AT&T then lobbied for its monopoly status back, saying the telephone "by the nature of its technology would operate most efficiently as a monopoly providing universal service."
Then during WW1, this monopoly was given "for reasons of national security". If you think that the monopoly came about by market forces then government came to save us, yes there is some revision needed.
> When these patents expired, there were soon 80 competing companies which captured 5% of the market, rising to over 3,000 companies with over 50% of the market by 1900.
And starting in 1907 and the return of Vail, Bell started massively buying them out, attracting the attention of the Justice Department and leading to the Kingsbury Commitment. Kingsbury was essentially repealed 8 years later by the Willis Graham Act, which more or less removed the Commitment's regulatory barriers for acquisition by AT&T, by shifting all oversight to the ICC's rubber-stamping.

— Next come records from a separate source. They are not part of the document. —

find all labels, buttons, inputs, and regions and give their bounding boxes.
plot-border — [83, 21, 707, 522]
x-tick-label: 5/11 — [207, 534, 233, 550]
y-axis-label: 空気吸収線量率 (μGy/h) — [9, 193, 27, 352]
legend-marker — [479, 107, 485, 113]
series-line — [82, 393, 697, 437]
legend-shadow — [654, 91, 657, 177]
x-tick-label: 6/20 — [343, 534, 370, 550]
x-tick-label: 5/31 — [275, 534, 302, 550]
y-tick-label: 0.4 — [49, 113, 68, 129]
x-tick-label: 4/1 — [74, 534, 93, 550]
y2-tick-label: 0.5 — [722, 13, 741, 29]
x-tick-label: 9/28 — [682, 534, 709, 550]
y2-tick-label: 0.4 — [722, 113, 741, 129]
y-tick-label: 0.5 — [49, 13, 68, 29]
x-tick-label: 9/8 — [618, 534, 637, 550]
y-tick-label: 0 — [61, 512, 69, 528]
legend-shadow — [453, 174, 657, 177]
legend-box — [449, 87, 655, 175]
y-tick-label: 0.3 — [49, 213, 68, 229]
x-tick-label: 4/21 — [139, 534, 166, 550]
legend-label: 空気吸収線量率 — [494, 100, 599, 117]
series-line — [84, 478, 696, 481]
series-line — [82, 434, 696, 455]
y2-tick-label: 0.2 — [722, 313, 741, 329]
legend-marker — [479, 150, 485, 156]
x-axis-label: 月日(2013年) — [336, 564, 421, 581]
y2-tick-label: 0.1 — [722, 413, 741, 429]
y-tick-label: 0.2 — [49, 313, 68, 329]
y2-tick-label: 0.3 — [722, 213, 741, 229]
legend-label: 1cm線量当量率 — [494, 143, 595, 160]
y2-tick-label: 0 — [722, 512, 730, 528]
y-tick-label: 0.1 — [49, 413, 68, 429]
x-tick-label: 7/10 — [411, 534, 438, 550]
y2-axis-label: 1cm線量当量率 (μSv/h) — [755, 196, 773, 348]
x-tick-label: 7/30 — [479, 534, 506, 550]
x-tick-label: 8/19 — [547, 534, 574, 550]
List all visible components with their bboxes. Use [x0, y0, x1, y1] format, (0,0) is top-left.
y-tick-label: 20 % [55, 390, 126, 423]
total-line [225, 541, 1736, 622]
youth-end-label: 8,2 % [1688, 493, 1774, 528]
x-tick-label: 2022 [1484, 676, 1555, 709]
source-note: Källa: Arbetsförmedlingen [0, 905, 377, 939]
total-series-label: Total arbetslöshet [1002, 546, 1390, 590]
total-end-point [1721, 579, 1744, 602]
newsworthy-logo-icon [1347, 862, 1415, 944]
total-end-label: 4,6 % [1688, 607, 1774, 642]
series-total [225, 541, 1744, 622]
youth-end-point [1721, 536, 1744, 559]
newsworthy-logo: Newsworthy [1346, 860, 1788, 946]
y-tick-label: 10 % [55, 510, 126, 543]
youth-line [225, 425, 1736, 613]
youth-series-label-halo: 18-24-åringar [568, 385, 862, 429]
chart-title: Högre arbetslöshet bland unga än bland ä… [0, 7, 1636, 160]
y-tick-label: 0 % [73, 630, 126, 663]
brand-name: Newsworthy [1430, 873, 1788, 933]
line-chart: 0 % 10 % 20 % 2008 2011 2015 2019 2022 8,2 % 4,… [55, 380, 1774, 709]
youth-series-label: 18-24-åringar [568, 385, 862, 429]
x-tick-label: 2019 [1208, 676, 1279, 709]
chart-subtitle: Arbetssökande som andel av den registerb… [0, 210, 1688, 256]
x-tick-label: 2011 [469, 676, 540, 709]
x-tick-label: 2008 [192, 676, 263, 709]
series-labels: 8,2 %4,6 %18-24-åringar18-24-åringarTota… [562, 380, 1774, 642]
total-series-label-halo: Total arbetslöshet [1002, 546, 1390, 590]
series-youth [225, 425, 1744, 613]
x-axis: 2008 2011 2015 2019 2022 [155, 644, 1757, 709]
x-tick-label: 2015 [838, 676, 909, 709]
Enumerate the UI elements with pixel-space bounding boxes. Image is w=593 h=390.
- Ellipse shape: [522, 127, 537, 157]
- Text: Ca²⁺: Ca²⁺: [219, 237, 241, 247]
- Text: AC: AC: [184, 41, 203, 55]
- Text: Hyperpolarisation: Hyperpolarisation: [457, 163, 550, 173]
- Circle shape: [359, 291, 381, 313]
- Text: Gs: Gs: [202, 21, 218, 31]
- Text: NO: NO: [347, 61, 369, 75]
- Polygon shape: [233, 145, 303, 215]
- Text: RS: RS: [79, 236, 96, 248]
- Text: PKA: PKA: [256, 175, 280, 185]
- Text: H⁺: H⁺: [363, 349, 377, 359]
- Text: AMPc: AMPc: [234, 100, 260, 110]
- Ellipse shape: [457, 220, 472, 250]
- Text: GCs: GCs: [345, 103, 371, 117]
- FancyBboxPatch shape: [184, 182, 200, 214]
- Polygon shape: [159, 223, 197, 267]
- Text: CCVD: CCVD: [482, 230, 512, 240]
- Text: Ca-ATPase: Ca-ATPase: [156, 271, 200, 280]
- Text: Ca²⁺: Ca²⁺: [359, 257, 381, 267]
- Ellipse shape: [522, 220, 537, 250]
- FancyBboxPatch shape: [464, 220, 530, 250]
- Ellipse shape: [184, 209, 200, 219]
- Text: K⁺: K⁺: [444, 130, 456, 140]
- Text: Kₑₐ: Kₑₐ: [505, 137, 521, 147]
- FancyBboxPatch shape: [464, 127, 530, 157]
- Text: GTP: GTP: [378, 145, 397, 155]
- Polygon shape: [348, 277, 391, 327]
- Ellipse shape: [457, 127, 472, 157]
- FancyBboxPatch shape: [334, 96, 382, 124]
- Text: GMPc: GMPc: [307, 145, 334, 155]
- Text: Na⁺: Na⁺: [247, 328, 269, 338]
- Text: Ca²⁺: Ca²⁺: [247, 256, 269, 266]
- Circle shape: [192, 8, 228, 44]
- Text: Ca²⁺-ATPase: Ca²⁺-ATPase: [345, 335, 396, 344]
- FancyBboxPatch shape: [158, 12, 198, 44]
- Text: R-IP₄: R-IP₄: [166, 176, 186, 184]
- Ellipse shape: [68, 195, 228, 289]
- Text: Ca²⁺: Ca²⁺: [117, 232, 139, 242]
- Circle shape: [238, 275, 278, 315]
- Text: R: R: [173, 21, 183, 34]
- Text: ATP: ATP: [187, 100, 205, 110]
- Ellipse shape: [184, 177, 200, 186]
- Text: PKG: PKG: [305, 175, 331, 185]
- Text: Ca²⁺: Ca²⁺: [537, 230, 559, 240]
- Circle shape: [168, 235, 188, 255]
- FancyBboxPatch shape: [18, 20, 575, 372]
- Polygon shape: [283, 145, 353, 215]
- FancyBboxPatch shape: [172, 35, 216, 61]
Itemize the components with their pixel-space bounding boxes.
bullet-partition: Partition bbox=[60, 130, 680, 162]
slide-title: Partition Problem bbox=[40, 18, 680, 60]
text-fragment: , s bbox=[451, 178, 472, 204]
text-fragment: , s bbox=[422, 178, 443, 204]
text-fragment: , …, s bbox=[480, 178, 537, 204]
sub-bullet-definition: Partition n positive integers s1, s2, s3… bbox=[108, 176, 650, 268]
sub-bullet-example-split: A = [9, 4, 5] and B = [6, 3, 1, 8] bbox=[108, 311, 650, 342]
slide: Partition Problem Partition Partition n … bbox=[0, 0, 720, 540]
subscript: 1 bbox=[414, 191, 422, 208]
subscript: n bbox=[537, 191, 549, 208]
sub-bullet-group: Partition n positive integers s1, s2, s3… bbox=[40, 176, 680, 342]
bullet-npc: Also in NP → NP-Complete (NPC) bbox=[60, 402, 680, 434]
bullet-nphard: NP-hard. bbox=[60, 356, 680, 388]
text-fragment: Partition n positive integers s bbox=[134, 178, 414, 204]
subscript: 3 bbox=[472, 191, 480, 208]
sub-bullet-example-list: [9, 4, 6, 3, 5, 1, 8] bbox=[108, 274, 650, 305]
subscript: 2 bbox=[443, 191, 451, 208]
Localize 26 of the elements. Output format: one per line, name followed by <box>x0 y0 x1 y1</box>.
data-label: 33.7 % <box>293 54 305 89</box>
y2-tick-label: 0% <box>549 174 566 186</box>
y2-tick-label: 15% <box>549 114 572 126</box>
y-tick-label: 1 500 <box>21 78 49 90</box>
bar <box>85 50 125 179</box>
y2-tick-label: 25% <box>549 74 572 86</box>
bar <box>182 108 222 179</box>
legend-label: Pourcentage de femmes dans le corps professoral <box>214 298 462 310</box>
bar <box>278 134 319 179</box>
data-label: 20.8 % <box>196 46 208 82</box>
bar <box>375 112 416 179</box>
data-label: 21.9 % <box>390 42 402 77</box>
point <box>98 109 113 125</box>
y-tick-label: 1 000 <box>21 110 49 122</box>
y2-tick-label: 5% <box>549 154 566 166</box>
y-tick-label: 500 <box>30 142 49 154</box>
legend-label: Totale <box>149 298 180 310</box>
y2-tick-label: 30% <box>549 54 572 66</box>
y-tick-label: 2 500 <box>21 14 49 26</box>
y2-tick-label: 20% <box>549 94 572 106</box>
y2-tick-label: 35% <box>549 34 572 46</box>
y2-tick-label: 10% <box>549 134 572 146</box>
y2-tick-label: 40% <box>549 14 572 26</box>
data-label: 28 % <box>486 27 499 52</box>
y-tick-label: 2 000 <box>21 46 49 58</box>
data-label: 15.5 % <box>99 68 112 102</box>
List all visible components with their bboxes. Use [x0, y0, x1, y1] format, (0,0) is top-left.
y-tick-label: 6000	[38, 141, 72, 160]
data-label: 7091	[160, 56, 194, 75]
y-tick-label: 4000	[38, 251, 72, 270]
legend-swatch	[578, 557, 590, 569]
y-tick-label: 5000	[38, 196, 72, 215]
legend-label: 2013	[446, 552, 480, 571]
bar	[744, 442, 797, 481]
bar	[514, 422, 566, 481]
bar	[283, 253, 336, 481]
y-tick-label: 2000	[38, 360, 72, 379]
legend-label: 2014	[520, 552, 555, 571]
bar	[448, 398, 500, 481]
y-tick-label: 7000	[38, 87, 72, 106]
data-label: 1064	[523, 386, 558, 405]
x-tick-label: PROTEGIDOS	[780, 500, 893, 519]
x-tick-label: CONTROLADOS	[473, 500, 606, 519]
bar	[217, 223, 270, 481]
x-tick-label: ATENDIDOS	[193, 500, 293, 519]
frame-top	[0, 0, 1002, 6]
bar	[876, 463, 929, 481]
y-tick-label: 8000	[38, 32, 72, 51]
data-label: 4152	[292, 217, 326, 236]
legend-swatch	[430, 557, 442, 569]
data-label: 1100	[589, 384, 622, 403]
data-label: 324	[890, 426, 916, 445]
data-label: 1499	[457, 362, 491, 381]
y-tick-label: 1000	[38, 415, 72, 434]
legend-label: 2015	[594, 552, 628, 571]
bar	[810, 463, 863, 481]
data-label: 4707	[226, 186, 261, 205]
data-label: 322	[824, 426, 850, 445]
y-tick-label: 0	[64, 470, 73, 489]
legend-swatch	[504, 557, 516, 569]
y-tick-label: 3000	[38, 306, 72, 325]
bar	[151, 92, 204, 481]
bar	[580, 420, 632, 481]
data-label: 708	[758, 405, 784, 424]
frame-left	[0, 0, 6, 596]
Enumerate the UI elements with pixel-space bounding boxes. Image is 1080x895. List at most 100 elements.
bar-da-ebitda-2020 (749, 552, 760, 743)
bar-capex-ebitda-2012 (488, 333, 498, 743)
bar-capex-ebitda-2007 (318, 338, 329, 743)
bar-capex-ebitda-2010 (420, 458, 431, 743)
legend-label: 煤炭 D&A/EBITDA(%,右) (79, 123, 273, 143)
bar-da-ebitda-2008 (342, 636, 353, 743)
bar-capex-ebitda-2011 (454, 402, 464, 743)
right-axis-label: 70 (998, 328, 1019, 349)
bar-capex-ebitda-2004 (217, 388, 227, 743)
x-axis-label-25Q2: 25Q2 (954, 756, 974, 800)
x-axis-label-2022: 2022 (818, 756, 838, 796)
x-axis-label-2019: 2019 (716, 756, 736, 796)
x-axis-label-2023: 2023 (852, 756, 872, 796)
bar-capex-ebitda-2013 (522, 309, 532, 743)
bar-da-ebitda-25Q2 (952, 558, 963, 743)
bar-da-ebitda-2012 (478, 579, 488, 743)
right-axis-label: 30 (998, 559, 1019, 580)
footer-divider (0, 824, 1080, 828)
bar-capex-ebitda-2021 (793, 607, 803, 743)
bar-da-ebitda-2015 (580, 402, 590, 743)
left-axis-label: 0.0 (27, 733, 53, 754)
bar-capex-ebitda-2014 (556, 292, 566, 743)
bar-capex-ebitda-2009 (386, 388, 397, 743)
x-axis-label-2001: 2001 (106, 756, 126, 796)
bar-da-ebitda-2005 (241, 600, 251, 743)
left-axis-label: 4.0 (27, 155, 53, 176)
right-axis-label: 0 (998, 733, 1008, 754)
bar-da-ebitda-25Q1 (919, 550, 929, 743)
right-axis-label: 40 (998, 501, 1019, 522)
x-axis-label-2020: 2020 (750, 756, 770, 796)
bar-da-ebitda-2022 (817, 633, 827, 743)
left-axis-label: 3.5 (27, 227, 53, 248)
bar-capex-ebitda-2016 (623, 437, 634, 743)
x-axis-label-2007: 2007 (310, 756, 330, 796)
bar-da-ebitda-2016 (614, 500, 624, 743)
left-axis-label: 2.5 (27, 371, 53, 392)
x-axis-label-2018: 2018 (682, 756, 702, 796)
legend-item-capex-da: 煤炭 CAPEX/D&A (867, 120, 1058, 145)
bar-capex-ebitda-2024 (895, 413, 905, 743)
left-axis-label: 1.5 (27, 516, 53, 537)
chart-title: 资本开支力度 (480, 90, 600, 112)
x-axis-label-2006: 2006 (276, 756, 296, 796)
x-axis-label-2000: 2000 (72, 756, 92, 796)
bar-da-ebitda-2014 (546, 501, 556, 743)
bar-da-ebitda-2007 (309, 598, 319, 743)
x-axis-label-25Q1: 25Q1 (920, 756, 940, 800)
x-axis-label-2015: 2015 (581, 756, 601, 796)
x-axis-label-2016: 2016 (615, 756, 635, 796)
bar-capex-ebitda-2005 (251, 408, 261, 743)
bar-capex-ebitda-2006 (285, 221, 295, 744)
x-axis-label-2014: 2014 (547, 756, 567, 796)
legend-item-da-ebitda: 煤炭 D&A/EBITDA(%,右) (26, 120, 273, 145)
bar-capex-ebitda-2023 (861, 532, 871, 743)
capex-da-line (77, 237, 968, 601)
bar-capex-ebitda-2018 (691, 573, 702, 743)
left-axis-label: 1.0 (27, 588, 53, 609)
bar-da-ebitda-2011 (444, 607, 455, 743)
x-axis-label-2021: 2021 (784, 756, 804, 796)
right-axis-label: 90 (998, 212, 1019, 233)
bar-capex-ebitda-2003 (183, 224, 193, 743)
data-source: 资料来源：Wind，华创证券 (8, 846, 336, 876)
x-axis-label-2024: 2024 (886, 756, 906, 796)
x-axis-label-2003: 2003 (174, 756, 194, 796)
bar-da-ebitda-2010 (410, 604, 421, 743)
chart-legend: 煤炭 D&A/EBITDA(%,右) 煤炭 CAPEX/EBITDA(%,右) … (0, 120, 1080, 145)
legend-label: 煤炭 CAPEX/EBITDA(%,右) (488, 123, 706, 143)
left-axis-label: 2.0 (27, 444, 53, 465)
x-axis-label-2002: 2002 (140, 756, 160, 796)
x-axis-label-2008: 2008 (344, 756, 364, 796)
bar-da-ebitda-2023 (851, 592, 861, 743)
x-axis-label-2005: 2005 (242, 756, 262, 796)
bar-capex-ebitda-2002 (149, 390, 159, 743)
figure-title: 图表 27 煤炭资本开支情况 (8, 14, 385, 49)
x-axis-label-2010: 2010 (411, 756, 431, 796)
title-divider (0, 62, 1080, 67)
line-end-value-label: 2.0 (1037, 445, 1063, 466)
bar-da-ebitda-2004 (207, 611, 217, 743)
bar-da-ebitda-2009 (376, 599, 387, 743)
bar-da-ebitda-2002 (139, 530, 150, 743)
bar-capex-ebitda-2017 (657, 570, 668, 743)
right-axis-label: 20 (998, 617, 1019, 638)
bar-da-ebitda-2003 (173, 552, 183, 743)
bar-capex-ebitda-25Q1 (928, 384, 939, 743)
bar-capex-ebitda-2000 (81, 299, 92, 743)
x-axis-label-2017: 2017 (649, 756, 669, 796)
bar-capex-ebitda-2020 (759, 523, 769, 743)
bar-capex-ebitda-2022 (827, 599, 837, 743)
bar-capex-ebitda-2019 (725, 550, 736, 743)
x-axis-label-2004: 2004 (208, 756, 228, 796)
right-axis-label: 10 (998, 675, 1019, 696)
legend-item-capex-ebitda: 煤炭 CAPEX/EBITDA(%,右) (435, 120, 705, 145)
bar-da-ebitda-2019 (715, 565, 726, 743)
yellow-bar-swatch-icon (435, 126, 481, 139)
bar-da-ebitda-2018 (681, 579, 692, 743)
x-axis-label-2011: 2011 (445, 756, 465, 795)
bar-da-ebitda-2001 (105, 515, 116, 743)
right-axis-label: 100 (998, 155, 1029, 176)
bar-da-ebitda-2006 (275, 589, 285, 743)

> Then during WW1, this monopoly was given "for reasons of national security". If you think that the monopoly came about by market forces then government came to save us, yes there is some revision needed.
The monopoly was already there, Bell was temporarily nationalized during WW1.
> AT&T then lobbied for its monopoly status back, saying the telephone "by the nature of its technology would operate most efficiently as a monopoly providing universal service."
And this was given in 1921 by the Willis-Graham, which removed the regulatory hurdles put in place in 1913 when Bell was already a monopoly or near-monopoly.
> Bell got big and stayed big because of gov't intervention.
That is some pretty serious misreading, Bell got big and stayed big regardless of government intervention, the government tried to keep control of it after being put before the fait accompli (before trying to break the company in '84, as you may have noticed that didn't quite work either)
Because the patent was not the only thing that created the monopoly, nor was the the most important thing in sustaining the monopoly over telecommunication services at that time. Given the nature of how the tech worked, a monopoly provider was inevitable. The patent only dictated that the name of the monopoly provider was AT&T instead of Western Union.